If I am cutting myself down in life then the people and place scream at me, slap me, throw me up closer to the stars, insist that I fill my 50ft tall presence. When I am too high, my ego too grandiose, it then cuts me down; cuts my head clean off. We live in a time where it is necessary to act fast, to amplify our intuition, to create the world that we want to live in and Burning Man is a premise to collectively test out and strengthen this capacity. I used to fight it, to resist, but over the years I have learned to accept it, flow with it, trust that my desires coincide with my mission this time—at Burning Man and increasingly more in life. That being said, this year was gentle, easy, fun because I accepted what is going on in my life right away and had the rest of the week to enjoy. A deep twin soul friend, Aaron, had died young and suddenly a week before I left and I was truly afraid that my heart would stop too. I realized that though I was frightened at this prospect, the thought of ending this life wasn’t unpleasant. On some level I was feeling like an important part of me had ended; it had experienced everything in this life that it was interested in and left only a shadow behind. It took one night of sleeping saturation with the lithium-alkaline dust to bring a full realization of my current nature; to elicit a confrontation with the notions I was avoiding in my waking life. I understood that my heart has been absolutely broken lately and then the physical pain-pressure of fear and loss on my heart that had been present for months just lifted. Chronic pains which I had been poking at with yoga, meditation, acupuncture, homeopathy and chiropractic evaporated over the ensuing days in the heat of laughter, sunshine and art.
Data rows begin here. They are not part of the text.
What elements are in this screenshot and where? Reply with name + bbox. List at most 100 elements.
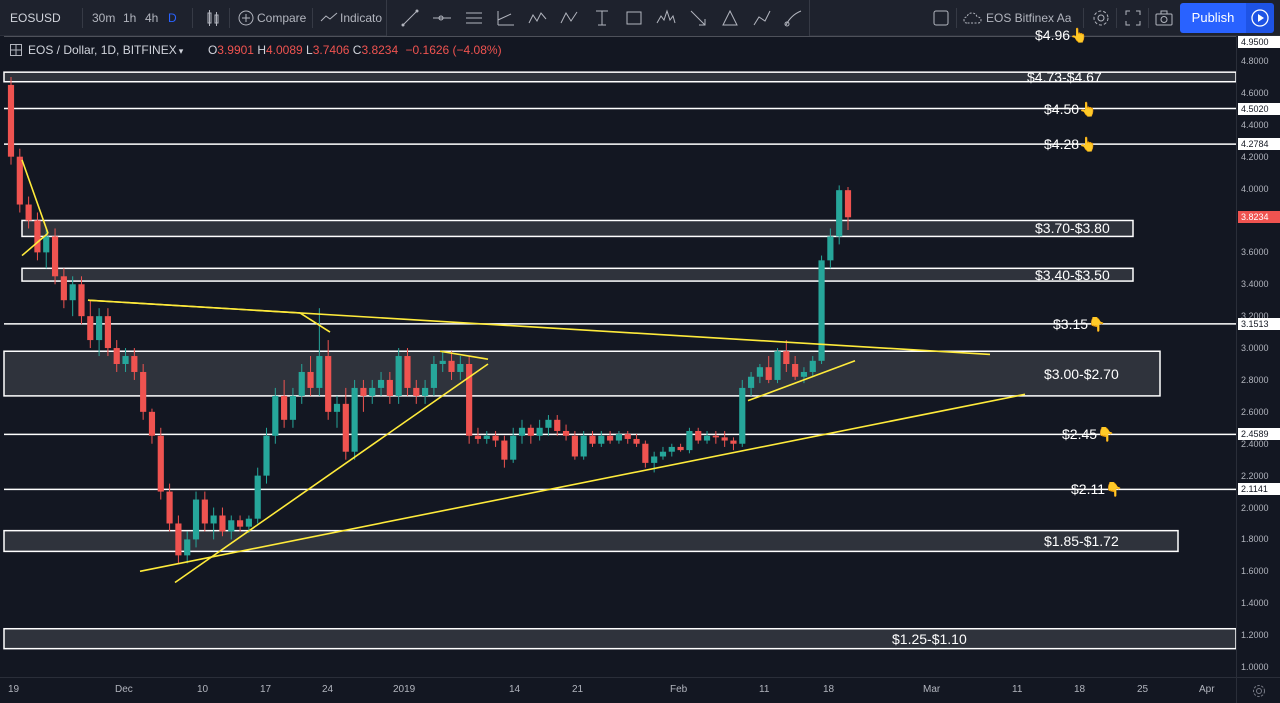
timeframe-d[interactable]: D <box>168 11 177 25</box>
arrow-tool-icon[interactable] <box>685 5 711 31</box>
compare-button[interactable]: Compare <box>257 11 307 25</box>
candle-body <box>192 499 200 540</box>
candle-body <box>281 395 288 420</box>
price-tick: 4.6000 <box>1241 87 1269 98</box>
zone-label: $3.40-$3.50 <box>1035 266 1110 283</box>
candle-body <box>342 403 349 452</box>
price-label: 4.2784 <box>1238 138 1280 151</box>
timeframe-4h[interactable]: 4h <box>145 11 159 25</box>
chevron-down-icon[interactable]: ▾ <box>178 46 184 56</box>
candle-body <box>325 356 332 412</box>
candle-body <box>474 435 482 439</box>
candle-body <box>677 446 684 451</box>
candle-body <box>827 236 834 261</box>
time-axis[interactable]: 19 Dec 10 17 24 2019 14 21 Feb 11 18 Mar 11 18 25 Apr <box>0 677 1236 703</box>
trend-line-icon[interactable] <box>397 5 423 31</box>
head-shoulders-icon[interactable] <box>653 5 679 31</box>
parallel-channel-icon[interactable] <box>461 5 487 31</box>
compare-plus-icon[interactable] <box>233 5 259 31</box>
bar-style-candles-icon[interactable] <box>200 5 226 31</box>
time-tick: 10 <box>197 684 209 695</box>
fullscreen-icon[interactable] <box>1120 5 1146 31</box>
candle-body <box>377 379 385 388</box>
fib-timezone-icon[interactable] <box>589 5 615 31</box>
candle-body <box>430 364 437 388</box>
low-value: 3.7406 <box>312 43 350 57</box>
price-tick: 1.0000 <box>1241 662 1269 672</box>
zone-box <box>21 219 1134 238</box>
zone-label: $3.70-$3.80 <box>1035 220 1110 237</box>
trend-line <box>439 350 489 361</box>
price-tick: 4.8000 <box>1241 56 1269 66</box>
toolbar-divider <box>956 8 957 28</box>
zone-box <box>3 529 1179 553</box>
toolbar-divider <box>192 8 193 28</box>
time-tick: Feb <box>670 684 688 695</box>
layout-name[interactable]: EOS Bitfinex Aa <box>986 11 1072 25</box>
time-tick: 11 <box>759 684 770 695</box>
open-value: 3.9901 <box>217 43 254 57</box>
candle-body <box>562 430 570 436</box>
price-tick: 3.6000 <box>1241 247 1269 258</box>
indicators-icon[interactable] <box>316 5 342 31</box>
candle-body <box>527 427 534 436</box>
candle-body <box>78 284 85 317</box>
publish-menu-button[interactable] <box>1246 3 1274 33</box>
candle-body <box>43 236 50 253</box>
time-tick: 25 <box>1137 684 1149 695</box>
price-tick: 4.0000 <box>1241 183 1269 194</box>
candle-body <box>413 387 420 396</box>
candle-body <box>510 435 517 460</box>
zone-box <box>3 627 1236 650</box>
symbol-search[interactable]: EOSUSD <box>10 11 61 25</box>
zone-label: $1.25-$1.10 <box>892 630 967 647</box>
zones-layer <box>3 36 1236 650</box>
candle-body <box>140 371 147 412</box>
time-tick: Mar <box>923 684 941 695</box>
rectangle-icon[interactable] <box>621 5 647 31</box>
candle-body <box>501 440 508 460</box>
price-tick: 3.4000 <box>1241 279 1269 290</box>
candle-body <box>104 316 111 349</box>
candle-body <box>615 434 623 441</box>
elliott-wave-icon[interactable] <box>525 5 551 31</box>
toolbar-divider <box>1083 8 1084 28</box>
time-tick: 24 <box>322 684 334 695</box>
publish-button[interactable]: Publish <box>1180 3 1246 33</box>
legend-collapse-icon[interactable] <box>10 44 22 56</box>
price-label: 3.8234 <box>1238 210 1280 223</box>
candle-body <box>721 437 728 441</box>
timeframe-1h[interactable]: 1h <box>123 11 137 25</box>
abcd-pattern-icon[interactable] <box>557 5 583 31</box>
path-tool-icon[interactable] <box>749 5 775 31</box>
settings-gear-icon[interactable] <box>1237 678 1280 703</box>
checkbox-icon[interactable] <box>928 5 954 31</box>
candle-body <box>272 395 279 436</box>
triangle-pattern-icon[interactable] <box>717 5 743 31</box>
camera-icon[interactable] <box>1151 5 1177 31</box>
low-label: L <box>306 43 313 57</box>
legend-title[interactable]: EOS / Dollar, 1D, BITFINEX <box>28 43 177 57</box>
settings-gear-icon[interactable] <box>1088 5 1114 31</box>
candle-body <box>571 435 578 457</box>
horizontal-ray-icon[interactable] <box>429 5 455 31</box>
axis-settings-corner[interactable] <box>1236 677 1280 703</box>
price-tick: 1.8000 <box>1241 534 1269 545</box>
candle-body <box>765 367 772 380</box>
cloud-icon[interactable] <box>960 5 986 31</box>
indicators-button[interactable]: Indicato <box>340 11 382 25</box>
pitchfork-icon[interactable] <box>493 5 519 31</box>
timeframe-30m[interactable]: 30m <box>92 11 116 25</box>
candle-body <box>351 387 358 452</box>
candle-body <box>25 204 32 221</box>
candle-body <box>545 419 552 428</box>
brush-icon[interactable] <box>781 5 807 31</box>
candle-body <box>659 451 667 457</box>
price-tick: 1.4000 <box>1241 598 1269 609</box>
candle-body <box>756 367 763 377</box>
price-chart[interactable] <box>0 36 1236 677</box>
candle-body <box>783 351 790 364</box>
candles-layer <box>7 76 852 564</box>
price-axis[interactable]: 1.0000 1.2000 1.4000 1.6000 1.8000 2.0000 2.20… <box>1236 36 1280 677</box>
candle-body <box>131 356 138 372</box>
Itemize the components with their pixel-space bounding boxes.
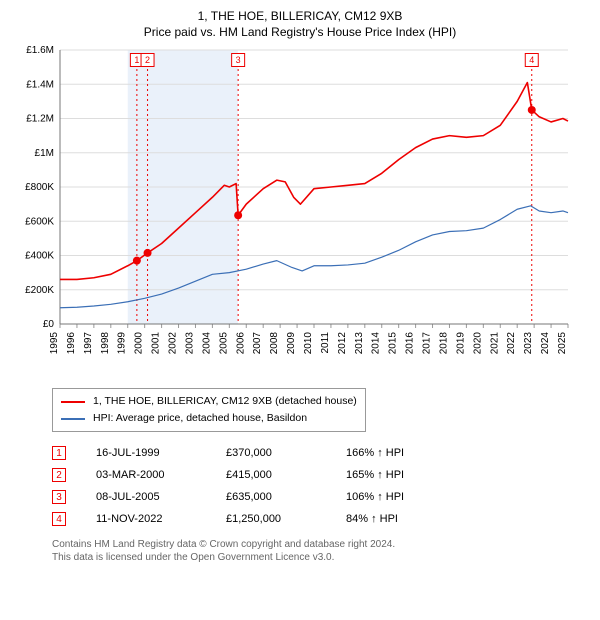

I told everything yes. I spanked many people with my little horse spanker. I laughed hard until my stomach hurt. I danced. I slept where I felt like sleeping. I ate when I wanted to eat. I sang songs. I painted on people. I burned my friend in the temple. I cried. I breathed deeply. I ran around naked(ish). I rescued my precious self from being buried alive asphyxiated by a mound of fears and requirements. I realized again (and again and again) that I will die alone with only my memories and I that must function accordingly. I released any notion that I cannot survive on the talents and gifts that I bring to this world. I simplified my requirements to include only what I truly want. I absolutely stopped censoring myself. I shot out of there like a cannon ball into the gypsy diaspora that is my deepest home; wandering, making-selling-trading beauty, opening ever more to the nature of light, perpetuating this feeling of bliss….Perhaps indefinitely this time? It is a choice that I can make every day.